I mean, we always question ourselves - do we really have to deploy that solution? Do we really need to select that partner or is it just another buzzword that everybody is talking about? Do we really need to implement that particular control or solution?" says Ribeiro.

Safe access

With all these processes to guide them, CBD has been at the forefront of security implementations for sometime now. One example of this is the enterprise single sign-on solution that was implemented by long-term partner, Paramount Computer Systems in 2007.

"The main reason for the solution was to have more control over password and policy management, as well as access to core systems. The average pattern will be the normal user with five to ten different passwords to remember and use on a daily basis.

So there is a network password, with various policies attached to it, and core systems and package systems and other systems. Each and every system would be asking for a password and maybe a change of password every ten days. Each of them will have a different kind of password as well - eight or ten characters long - and so on," says Ribeiro.

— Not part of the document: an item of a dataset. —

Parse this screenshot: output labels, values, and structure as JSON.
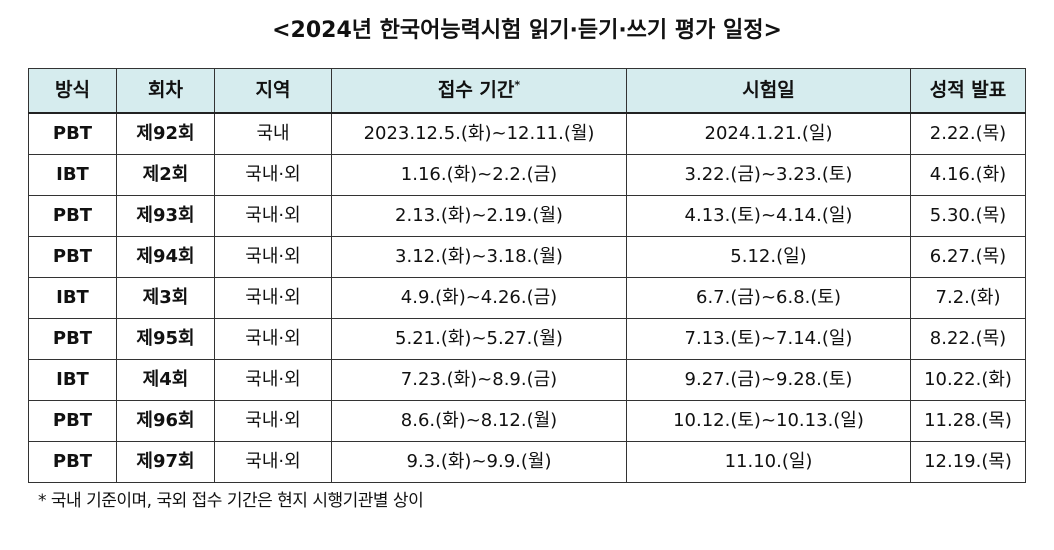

"So the complexity of the access required for different systems would require a normal user to remember many passwords and remain compliant to different policies.

And this might possibly cause some problems when it comes to selection and recall of passwords, as well as access to other systems. So you might find people sharing their passwords, you might find people using the same passwords in many different systems and causing at the end of the day a problem for the security of the bank," he adds.

"With enterprise single sign-on, we try to provide one single set of credentials, with which users can have the right access to the system. Of course, these credentials should be very strong, because if you compromise this access, you will be compromising all the other access to all the other relevant systems.

So what we have done is basically implement single sign-on with one time passwords, in the form of time based tokens combined with fingerprint analysis.